Les consommateurs refusent d'être bombardés par la publicité, ils sont même devenus liés entre eux et une relation de confiance a été fondée. En prenant en compte toutes ces évolutions, le Marketing d'influence a su s'imposer grâce à deux critères principaux :
1- L'authenticité : On peut facilement distinguer le sincère de celui qui est payé pour. Cette authenticité est impossible à atteindre dans une pub traditionnelle.
2- L'illusion de Majorité : Des influenceurs partageant un même contenu peuvent créer l'illusion de quelque chose étant plus populaire qu'il ne l'est vraiment.
Pour pouvoir profiter de ces critères, il nous faut à l'évidence déterminer la valeur d'un influenceur, et là plusieurs options sont envisageables, parmi elles la formule suivante :
Portée (nombre de suiveurs) x Résonance (vues, likes, commentaires, partages...) x Pertinence (crédibilité et expertise) = Influence. A cela on devra rajouter une variable qualitative, à savoir l'absence de contradictions entre le Personal Brand de la marque et celui de l'influenceur. Mais attention, il ne faut pas confondre audience et influence, les stars avec une forte portée (dits Macro-influenceurs) ont généralement une résonance et un taux d'engagement beaucoup plus faiblesque les Micro-influenceurs, d'où l'intérêt d'avoir une longue traine de micro-influenceurs. Ces derniers sont des spécialistes dans leur domaine, et avec le digital, pas de « mâarifa » ; Si une personne est suivie par toute une communauté engagée, c'est qu'elle leur délivre forcément une valeur, et c'est précisément cette valeur relationnelle que les marques cherchent à établir sur la durée. En effet, le facteur temps est primordial carl'influence n'est pas un interrupteur qui s'allume et s'éteint, elle se base sur une stratégie à long terme et à fort taux d'engagement ; Ces deux variables étant les piliers de la fidélité du client.

En termes de revenu, une étude basée sur 662 éditeurs web et bloggeurs a montré que le retour sur investissement (ROI) est de 9.6 contre 1. Donc pour 1000da investis, 9600da de gagnés. L'explication d'un tel succès est entre autres dûà la traçabilité de l'immense quantité de données stockables sur Internet, ce qui fait qu'une compagne d'influence reste rentable pendant des années, sans ou avec très peu de réinvestissement.
En ce qui concerne la rémunération des influenceurs, sachez que l'argent n'est pas leur principal facteur de motivation : l'augmentation de leur portée, l'amélioration de la qualité de leur contenu et l'affinage de leur image sont bien plus importants pour eux.
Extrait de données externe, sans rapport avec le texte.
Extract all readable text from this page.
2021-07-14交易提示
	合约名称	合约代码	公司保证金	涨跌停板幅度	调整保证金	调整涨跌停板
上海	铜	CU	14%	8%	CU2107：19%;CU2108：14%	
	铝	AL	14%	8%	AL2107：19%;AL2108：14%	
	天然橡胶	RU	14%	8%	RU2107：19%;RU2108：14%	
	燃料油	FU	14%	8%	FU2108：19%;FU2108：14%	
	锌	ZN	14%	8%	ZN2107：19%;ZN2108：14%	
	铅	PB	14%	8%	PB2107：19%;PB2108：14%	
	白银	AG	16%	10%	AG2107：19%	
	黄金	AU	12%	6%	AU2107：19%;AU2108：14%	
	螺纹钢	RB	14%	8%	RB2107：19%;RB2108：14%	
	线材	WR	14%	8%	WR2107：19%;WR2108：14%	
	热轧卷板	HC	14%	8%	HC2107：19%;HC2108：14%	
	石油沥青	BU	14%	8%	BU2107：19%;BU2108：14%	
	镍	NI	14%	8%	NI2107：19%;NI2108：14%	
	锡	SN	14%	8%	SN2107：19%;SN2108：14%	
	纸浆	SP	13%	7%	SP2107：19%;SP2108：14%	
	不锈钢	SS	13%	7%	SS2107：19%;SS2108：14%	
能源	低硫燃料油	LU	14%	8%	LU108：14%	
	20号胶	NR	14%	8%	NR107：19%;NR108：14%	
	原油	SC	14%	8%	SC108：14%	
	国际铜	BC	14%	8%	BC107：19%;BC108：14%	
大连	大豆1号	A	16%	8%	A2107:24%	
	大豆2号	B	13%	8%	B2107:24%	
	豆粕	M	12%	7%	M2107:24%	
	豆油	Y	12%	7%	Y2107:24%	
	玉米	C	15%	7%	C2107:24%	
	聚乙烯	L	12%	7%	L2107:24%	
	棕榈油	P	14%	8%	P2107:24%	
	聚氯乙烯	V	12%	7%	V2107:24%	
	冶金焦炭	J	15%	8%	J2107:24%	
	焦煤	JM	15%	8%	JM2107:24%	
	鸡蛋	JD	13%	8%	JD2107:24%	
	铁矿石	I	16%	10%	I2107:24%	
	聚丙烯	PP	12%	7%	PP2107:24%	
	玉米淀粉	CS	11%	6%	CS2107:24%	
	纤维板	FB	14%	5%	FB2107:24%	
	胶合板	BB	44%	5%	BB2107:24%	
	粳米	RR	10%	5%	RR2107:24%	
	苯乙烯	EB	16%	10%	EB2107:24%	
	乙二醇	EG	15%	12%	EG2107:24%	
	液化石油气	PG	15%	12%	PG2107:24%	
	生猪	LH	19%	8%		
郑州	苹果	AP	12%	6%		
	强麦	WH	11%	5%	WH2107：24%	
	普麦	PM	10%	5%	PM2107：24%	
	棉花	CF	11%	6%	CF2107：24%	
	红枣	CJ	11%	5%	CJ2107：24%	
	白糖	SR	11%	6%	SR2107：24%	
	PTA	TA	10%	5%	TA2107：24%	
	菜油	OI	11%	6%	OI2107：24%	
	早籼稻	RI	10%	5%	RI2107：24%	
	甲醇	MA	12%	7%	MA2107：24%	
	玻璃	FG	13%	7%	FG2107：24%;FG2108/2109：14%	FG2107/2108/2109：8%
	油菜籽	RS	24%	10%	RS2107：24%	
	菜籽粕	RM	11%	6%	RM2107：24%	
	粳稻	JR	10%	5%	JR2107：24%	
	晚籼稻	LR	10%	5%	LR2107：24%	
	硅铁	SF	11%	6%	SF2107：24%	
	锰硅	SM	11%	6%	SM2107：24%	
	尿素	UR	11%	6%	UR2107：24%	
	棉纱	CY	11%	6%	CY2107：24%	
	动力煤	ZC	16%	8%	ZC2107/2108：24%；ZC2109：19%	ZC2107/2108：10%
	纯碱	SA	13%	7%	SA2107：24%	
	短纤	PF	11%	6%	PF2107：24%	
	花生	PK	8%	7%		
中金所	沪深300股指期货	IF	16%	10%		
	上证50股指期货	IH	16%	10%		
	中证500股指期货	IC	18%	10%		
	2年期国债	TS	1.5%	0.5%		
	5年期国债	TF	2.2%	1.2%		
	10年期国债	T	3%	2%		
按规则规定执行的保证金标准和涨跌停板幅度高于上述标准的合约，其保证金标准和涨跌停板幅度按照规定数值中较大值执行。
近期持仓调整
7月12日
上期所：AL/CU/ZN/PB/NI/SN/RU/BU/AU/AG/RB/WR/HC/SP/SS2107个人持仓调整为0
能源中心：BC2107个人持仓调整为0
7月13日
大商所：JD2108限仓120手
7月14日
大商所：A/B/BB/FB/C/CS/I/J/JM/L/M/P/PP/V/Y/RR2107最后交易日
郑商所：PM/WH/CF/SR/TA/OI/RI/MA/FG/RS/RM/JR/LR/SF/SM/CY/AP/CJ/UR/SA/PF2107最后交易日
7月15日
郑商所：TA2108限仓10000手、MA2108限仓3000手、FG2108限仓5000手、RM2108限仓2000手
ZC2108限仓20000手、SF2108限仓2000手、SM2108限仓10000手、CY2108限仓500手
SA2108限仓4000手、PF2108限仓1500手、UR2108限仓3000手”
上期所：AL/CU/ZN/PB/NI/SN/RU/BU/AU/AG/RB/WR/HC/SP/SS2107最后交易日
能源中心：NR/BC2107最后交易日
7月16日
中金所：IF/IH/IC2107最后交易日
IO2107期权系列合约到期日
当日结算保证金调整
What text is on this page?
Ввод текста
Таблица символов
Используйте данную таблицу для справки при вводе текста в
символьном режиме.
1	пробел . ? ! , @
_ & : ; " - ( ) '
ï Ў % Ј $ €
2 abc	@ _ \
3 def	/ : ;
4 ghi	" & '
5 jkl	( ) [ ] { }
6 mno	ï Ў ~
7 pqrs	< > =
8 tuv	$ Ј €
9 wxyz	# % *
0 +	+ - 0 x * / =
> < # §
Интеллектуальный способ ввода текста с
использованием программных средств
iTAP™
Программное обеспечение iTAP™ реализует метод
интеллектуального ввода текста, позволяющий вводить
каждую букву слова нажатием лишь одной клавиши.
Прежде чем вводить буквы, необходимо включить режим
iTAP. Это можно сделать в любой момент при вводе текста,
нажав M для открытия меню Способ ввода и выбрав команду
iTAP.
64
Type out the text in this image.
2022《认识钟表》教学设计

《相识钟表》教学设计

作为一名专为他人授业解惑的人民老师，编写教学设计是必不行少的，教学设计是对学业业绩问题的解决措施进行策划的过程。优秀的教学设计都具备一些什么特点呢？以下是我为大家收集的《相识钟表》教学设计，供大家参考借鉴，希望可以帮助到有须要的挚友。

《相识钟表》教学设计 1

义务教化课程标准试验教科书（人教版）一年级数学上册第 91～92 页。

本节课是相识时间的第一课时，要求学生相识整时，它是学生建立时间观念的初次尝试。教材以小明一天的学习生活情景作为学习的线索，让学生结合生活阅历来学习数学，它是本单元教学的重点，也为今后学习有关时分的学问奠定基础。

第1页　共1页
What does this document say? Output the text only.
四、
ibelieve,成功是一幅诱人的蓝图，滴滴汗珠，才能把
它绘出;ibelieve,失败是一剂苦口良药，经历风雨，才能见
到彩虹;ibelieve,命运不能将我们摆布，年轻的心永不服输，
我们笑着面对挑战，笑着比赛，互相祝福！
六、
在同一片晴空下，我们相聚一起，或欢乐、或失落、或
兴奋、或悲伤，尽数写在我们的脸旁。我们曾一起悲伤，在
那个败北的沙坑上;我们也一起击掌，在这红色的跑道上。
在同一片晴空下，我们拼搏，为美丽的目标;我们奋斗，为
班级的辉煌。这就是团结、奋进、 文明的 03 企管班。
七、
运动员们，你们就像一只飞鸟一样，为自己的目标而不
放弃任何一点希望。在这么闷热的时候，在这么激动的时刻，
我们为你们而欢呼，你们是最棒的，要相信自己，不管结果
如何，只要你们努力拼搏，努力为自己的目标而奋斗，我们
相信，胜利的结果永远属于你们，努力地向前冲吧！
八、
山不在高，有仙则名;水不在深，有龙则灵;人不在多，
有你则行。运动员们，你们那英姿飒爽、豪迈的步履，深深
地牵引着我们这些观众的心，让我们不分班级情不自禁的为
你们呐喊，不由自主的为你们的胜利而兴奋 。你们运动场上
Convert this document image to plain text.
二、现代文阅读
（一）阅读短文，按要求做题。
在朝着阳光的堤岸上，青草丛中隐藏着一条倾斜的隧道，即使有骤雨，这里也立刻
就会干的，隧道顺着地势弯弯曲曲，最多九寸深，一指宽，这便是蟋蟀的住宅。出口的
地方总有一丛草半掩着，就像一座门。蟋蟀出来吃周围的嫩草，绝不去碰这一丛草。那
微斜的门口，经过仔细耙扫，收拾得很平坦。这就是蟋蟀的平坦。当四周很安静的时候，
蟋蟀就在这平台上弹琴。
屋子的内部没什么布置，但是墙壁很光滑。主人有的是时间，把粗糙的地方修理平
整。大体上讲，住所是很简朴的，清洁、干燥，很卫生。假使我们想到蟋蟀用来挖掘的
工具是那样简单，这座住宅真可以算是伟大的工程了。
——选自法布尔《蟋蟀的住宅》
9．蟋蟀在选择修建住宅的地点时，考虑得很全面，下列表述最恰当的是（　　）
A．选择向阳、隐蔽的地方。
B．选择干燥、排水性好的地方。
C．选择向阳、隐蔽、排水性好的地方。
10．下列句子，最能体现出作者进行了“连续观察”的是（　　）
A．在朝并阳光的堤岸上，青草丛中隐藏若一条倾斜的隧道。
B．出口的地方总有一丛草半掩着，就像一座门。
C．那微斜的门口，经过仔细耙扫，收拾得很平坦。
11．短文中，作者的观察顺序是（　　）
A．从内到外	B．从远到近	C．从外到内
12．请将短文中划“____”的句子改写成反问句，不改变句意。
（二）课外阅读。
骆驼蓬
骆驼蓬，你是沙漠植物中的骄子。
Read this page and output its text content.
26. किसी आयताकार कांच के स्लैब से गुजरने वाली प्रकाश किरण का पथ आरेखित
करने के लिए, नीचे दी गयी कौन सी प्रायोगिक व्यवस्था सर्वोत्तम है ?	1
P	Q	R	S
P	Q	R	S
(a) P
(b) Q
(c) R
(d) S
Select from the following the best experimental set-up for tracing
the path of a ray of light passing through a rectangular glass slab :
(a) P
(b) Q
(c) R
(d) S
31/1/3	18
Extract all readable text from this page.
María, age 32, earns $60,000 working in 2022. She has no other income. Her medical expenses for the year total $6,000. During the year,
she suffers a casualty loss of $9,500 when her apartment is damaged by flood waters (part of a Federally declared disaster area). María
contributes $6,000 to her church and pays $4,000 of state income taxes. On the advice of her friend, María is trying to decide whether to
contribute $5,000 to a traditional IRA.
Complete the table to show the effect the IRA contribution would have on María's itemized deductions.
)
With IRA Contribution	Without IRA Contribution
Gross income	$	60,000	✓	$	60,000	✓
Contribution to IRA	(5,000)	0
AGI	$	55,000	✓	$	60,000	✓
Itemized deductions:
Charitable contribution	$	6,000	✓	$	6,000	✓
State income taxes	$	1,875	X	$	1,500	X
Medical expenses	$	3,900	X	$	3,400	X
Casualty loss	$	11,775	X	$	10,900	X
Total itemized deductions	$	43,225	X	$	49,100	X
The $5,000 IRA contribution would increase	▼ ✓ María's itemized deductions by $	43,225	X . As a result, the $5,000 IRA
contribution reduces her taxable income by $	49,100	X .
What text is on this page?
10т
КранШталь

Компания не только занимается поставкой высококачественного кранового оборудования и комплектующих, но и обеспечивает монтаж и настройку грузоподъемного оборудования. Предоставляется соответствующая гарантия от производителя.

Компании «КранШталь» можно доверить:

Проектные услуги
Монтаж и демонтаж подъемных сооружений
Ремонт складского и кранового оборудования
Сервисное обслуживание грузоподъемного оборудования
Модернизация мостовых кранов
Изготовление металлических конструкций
Enfin, pour illustrer toutes ces pratiques en Algérie, pas de meilleur exemple que la compagne ENP de Djezzy réalisée en début 2017. Une Equipe Nationale du Podcast coachée par DZjoker et composée de 8 podcasteurs connus en Algérie tels que Mourad Oudia, REDX ou encore Miss Cha ont tourné une série de 9 capsules vidéo humoristiques mises en ligne sur YouTube. Un format très similaire aux podcasts habituels tels qu'on les connait, avec une écriture et une réalisation soignées. Djezzy a voulu miser sur la relation très affective des algériens avec le football et particulièrement l'équipe nationale, produisant du contenu ludique et divertissant, et le résultats fut au rendez-vous : plus de 10 millions de visionnements sur l'ensemble des vidéos avec une moyenne de 35 000 likes par « podcast ». Pour reprendre la phrase de Fishburne, ce marketing qui ne ressemble pas au marketing a très certainement contribué au come-back de Djezzy.